The Curtis Culwell Center, a school-district owned public events space where the Texas event was held, was evacuated after the shooting, as were some surrounding businesses. The evacuation was lifted several hours later and police were not aware of any ongoing threat, but a large area around the centre remained blocked off late into the night.
Police helicopters circled overhead as bomb squads worked on the car. Harn said the bodies of the gunmen, who had not yet been identified, were not immediately taken from the scene because they were too close to the car. He said they would be removed once the car was cleared.
Anti-immigration Dutch politician gave speech
The wounded security officer, who was unarmed, worked for the Garland Independent School District, Harn said. He was treated and released from a local hospital.
Harn said the district hires security for events at its facilities, but noted additional security also was in place for Sunday's event. The sponsoring group has said it paid $10,000 for off-duty police officers and other private security.
Harn said the city had not received any credible threats before the shooting.
Texas Gov. Greg Abbott said state officials are investigating, and Dallas FBI spokeswoman Katherine Chaumont said that agency is providing investigative and bomb technician assistance.
The event featured speeches by American Freedom Defense Initiative president Pamela Geller and Geert Wilders, a Dutch lawmaker known for his outspoken criticism of Islam. Wilders, who received several standing ovations from the crowd, left immediately after his speech.
After the shooting, authorities escorted about 75 contest attendees to another room in the conference centre, where a woman held up an American flag, and the crowd sang God Bless America.
The group was then taken to a separate location, where they were held for about two hours until being briefly questioned by FBI agents before being released.
Johnny Roby of Oklahoma City, Okla., who was attending the contest, told the Associated Press he was outside the building when he heard around about 20 shots that appeared to be coming from the direction of a passing car.
Roby said he then heard two single shots.
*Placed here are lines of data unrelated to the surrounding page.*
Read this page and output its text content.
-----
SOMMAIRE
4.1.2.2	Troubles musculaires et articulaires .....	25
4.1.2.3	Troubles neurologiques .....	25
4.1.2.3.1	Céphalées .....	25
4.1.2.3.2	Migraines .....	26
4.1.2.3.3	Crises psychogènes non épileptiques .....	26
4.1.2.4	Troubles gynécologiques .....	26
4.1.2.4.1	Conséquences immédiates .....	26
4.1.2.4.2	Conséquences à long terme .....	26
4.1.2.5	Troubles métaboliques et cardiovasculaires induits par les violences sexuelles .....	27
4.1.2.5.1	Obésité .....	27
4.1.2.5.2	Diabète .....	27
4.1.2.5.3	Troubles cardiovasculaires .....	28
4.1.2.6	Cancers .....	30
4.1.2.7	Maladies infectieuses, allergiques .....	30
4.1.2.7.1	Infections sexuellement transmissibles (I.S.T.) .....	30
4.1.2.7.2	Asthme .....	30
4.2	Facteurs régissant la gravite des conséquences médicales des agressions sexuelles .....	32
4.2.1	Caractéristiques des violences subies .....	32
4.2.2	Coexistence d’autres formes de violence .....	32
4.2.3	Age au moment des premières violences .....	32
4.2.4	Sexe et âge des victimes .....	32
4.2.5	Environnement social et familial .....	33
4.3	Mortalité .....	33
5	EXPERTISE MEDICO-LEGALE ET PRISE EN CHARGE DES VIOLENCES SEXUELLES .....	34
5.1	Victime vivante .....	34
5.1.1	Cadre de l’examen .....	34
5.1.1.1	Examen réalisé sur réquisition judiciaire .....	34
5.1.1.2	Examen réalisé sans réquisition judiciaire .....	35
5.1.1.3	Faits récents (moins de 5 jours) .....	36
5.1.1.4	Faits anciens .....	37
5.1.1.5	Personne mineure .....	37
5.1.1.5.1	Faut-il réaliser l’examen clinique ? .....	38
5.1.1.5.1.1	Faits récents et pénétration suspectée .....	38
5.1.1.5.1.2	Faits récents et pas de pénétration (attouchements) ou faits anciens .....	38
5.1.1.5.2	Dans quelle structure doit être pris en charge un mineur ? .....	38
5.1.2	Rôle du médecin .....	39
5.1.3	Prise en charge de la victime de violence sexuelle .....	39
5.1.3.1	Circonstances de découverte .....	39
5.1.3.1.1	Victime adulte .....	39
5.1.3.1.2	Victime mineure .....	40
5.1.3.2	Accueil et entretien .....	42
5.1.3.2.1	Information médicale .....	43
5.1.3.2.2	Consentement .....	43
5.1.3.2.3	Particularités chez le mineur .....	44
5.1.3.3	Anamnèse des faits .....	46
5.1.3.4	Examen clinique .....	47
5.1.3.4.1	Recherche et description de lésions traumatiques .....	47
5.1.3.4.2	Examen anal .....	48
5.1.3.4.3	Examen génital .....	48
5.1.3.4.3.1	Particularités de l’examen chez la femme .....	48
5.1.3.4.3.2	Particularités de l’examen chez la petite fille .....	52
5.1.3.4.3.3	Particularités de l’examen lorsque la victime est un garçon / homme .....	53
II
He said he heard officers yell that they had the car before he was sent inside the building.
Geller told the AP before Sunday's event that she planned the contest to make a stand for free speech in response to outcries and violence over drawings of Muhammad. She said in a statement issued Sunday night that the shooting showed how "needed our event really was."
'We don't want you here'
In January, 12 people were killed by gunmen in an attack against the Paris office of the satirical newspaper Charlie Hebdo, which had lampooned Islam and other religions and used depictions of Muhammad. Another deadly shooting occurred the following month at a free speech event in Copenhagen featuring an artist who had caricatured the prophet.
Tens of thousands of people rallied around the world to honor the victims and defend the freedom of expression following those shootings.
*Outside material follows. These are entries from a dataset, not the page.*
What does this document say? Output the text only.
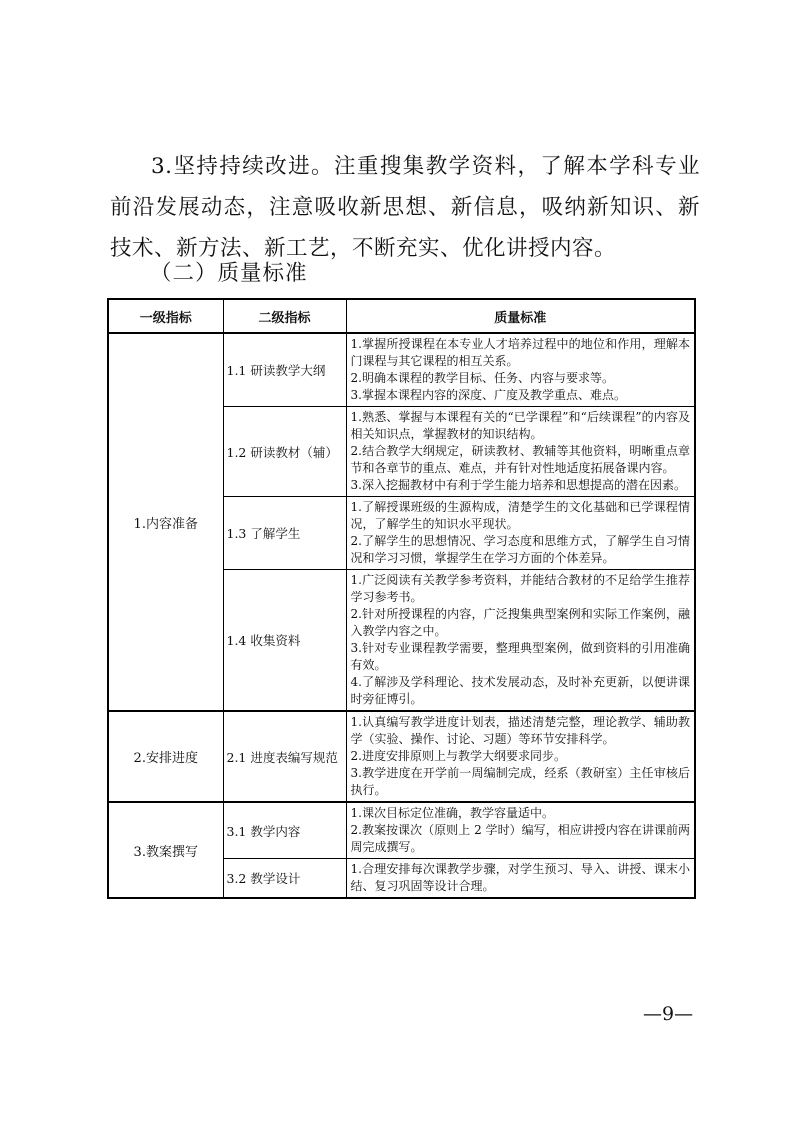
3.坚持持续改进。注重搜集教学资料，了解本学科专业前沿发展动态，注意吸收新思想、新信息，吸纳新知识、新技术、新方法、新工艺，不断充实、优化讲授内容。

（二）质量标准

一级指标	二级指标	质量标准
1.内容准备	1.1 研读教学大纲	1.掌握所授课程在本专业人才培养过程中的地位和作用，理解本门课程与其它课程的相互关系。
2.明确本课程的教学目标、任务、内容与要求等。
3.掌握本课程内容的深度、广度及教学重点、难点。

	1.2 研读教材（辅）	1.熟悉、掌握与本课程有关的“已学课程”和“后续课程”的内容及相关知识点，掌握教材的知识结构。
2.结合教学大纲规定，研读教材、教辅等其他资料，明晰重点章节和各章节的重点、难点，并有针对性地适度拓展备课内容。
3.深入挖掘教材中有利于学生能力培养和思想提高的潜在因素。

	1.3 了解学生	1.了解授课班级的生源构成，清楚学生的文化基础和已学课程情况，了解学生的知识水平现状。
2.了解学生的思想情况、学习态度和思维方式，了解学生自习情况和学习习惯，掌握学生在学习方面的个体差异。

	1.4 收集资料	1.广泛阅读有关教学参考资料，并能结合教材的不足给学生推荐学习参考书。
2.针对所授课程的内容，广泛搜集典型案例和实际工作案例，融入教学内容之中。
3.针对专业课程教学需要，整理典型案例，做到资料的引用准确有效。
4.了解涉及学科理论、技术发展动态，及时补充更新，以便讲课时旁征博引。

2.安排进度	2.1 进度表编写规范	1.认真编写教学进度计划表，描述清楚完整，理论教学、辅助教学（实验、操作、讨论、习题）等环节安排科学。
2.进度安排原则上与教学大纲要求同步。
3.教学进度在开学前一周编制完成，经系（教研室）主任审核后执行。

3.教案撰写	3.1 教学内容	1.课次目标定位准确，教学容量适中。
2.教案按课次（原则上 2 学时）编写，相应讲授内容在讲课前两周完成撰写。

	3.2 教学设计	1.合理安排每次课教学步骤，对学生预习、导入、讲授、课末小结、复习巩固等设计合理。
—9—
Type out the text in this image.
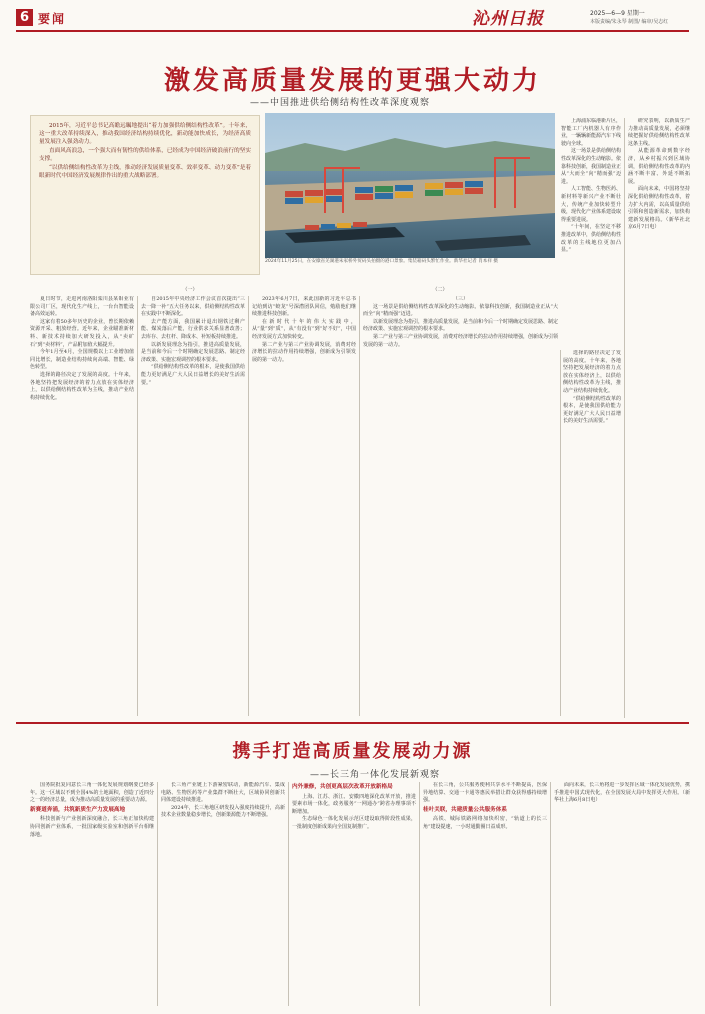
6 要闻	沁州日报	2025—6—9 星期一
本版责编/朱永琴 制图/ 编审/吴志红
激发高质量发展的更强大动力
——中国推进供给侧结构性改革深度观察

2015年，习近平总书记高瞻远瞩地提出“着力加强供给侧结构性改革”。十年来，这一重大改革持续深入，推动我国经济结构持续优化，新动能加快成长，为经济高质量发展注入强劲动力。

直面风高浪急，一个强大而有韧性的供给体系，已经成为中国经济破浪前行的坚实支撑。

“以供给侧结构性改革为主线，推动经济发展质量变革、效率变革、动力变革”是着眼新时代中国经济发展规律作出的重大战略部署。

2024年11月25日，在安徽省芜湖港朱家桥外贸码头拍摄的港口景象。集装箱码头繁忙作业。新华社记者 肖本祥 摄

上海浦东临港新片区，智能工厂内机器人有序作业，一辆辆新能源汽车下线驶向全球。

这一场景是供给侧结构性改革深化的生动缩影。依靠科技创新，我国制造业正从“大而全”向“精而强”迈进。

人工智能、生物医药、新材料等新兴产业不断壮大，传统产业加快转型升级，现代化产业体系建设取得重要进展。

“十年间，在坚定不移推进改革中，供给侧结构性改革的主线地位更加凸显。”

研究表明，以新质生产力推动高质量发展，必须继续把握好供给侧结构性改革这条主线。

从能源革命到数字经济，从乡村振兴到区域协调，供给侧结构性改革的内涵不断丰富、外延不断拓展。

面向未来，中国将坚持深化供给侧结构性改革，着力扩大内需，以高质量供给引领和创造新需求，加快构建新发展格局。（新华社北京6月7日电）

（一）	（二）

夏日时节，走进河南洛阳栾川县某钼业有限公司厂区，现代化生产线上，一台台智能设备高效运转。

这家有着50多年历史的企业，曾长期依赖资源开采、粗放经营。近年来，企业瞄准新材料、新技术持续加大研发投入，从“卖矿石”到“卖材料”，产品附加值大幅提升。

今年1月至4月，全国规模以上工业增加值同比增长，制造业结构持续向高端、智能、绿色转型。

选择的路径决定了发展的高度。十年来，各地坚持把发展经济的着力点放在实体经济上，以供给侧结构性改革为主线，推动产业结构持续优化。

自2015年中央经济工作会议首次提出“三去一降一补”五大任务以来，供给侧结构性改革在实践中不断深化。

去产能方面，我国累计退出钢铁过剩产能、煤炭落后产能，行业供求关系显著改善；去库存、去杠杆、降成本、补短板持续推进。

以新发展理念为指引，推进高质量发展，是当前和今后一个时期确定发展思路、制定经济政策、实施宏观调控的根本要求。

“供给侧结构性改革的根本，是使我国供给能力更好满足广大人民日益增长的美好生活需要。”

2023年6月7日，来此国新的习近平总书记给到访“蛟龙”号深潜团队回信，勉励他们继续推进科技创新。

在新时代十年的伟大实践中，从“量”到“质”，从“有没有”到“好不好”，中国经济发展方式加快转变。

第二产业与第三产业协调发展，消费对经济增长的拉动作用持续增强，创新成为引领发展的第一动力。

（三）

这一场景是供给侧结构性改革深化的生动缩影。依靠科技创新，我国制造业正从“大而全”向“精而强”迈进。

以新发展理念为指引，推进高质量发展，是当前和今后一个时期确定发展思路、制定经济政策、实施宏观调控的根本要求。

第二产业与第三产业协调发展，消费对经济增长的拉动作用持续增强，创新成为引领发展的第一动力。

选择的路径决定了发展的高度。十年来，各地坚持把发展经济的着力点放在实体经济上，以供给侧结构性改革为主线，推动产业结构持续优化。

“供给侧结构性改革的根本，是使我国供给能力更好满足广大人民日益增长的美好生活需要。”

携手打造高质量发展动力源
——长三角一体化发展新观察

国务院批复同意长三角一体化发展规划纲要已经多年。这一区域以不到全国4%的土地面积，创造了近四分之一的经济总量，成为推动高质量发展的重要动力源。

新赛道奔涌，共筑新质生产力发展高地

科技创新与产业创新深度融合，长三角正加快构建协同创新产业体系，一批国家级实验室和创新平台相继落地。

长三角产业链上下游紧密联动，新能源汽车、集成电路、生物医药等产业集群不断壮大，区域协同创新共同体建设持续推进。

2024年，长三角地区研发投入强度持续提升，高新技术企业数量稳步增长，创新策源能力不断增强。

内外兼修，共创更高层次改革开放新格局

上海、江苏、浙江、安徽四地深化改革开放，推进要素市场一体化，政务服务“一网通办”跨省办理事项不断增加。

生态绿色一体化发展示范区建设取得阶段性成果，一批制度创新成果向全国复制推广。

在长三角，公共服务便利共享水平不断提高，医保异地结算、交通一卡通等惠民举措让群众获得感持续增强。

桂叶关联，共建质量公共服务体系

高铁、城际铁路网络加快织密，“轨道上的长三角”建设提速，一小时通勤圈日益成形。

面向未来，长三角将进一步发挥区域一体化发展优势，携手推进中国式现代化，在全国发展大局中发挥更大作用。（新华社上海6月8日电）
Geller's group is known for mounting a campaign against the building of an Islamic centre blocks from the World Trade Center site and for buying advertising space in cities across the U.S. criticizing Islam.
When a Chicago-based nonprofit held a January fundraiser in Garland designed to help Muslims combat negative depictions of their faith, Geller spearheaded about 1,000 picketers at the event. One chanted: "Go back to your own countries! We don't want you here!" Others held signs with messages such as, "Insult those who behead others," an apparent reference to recent beheadings by the militant group Islamic State.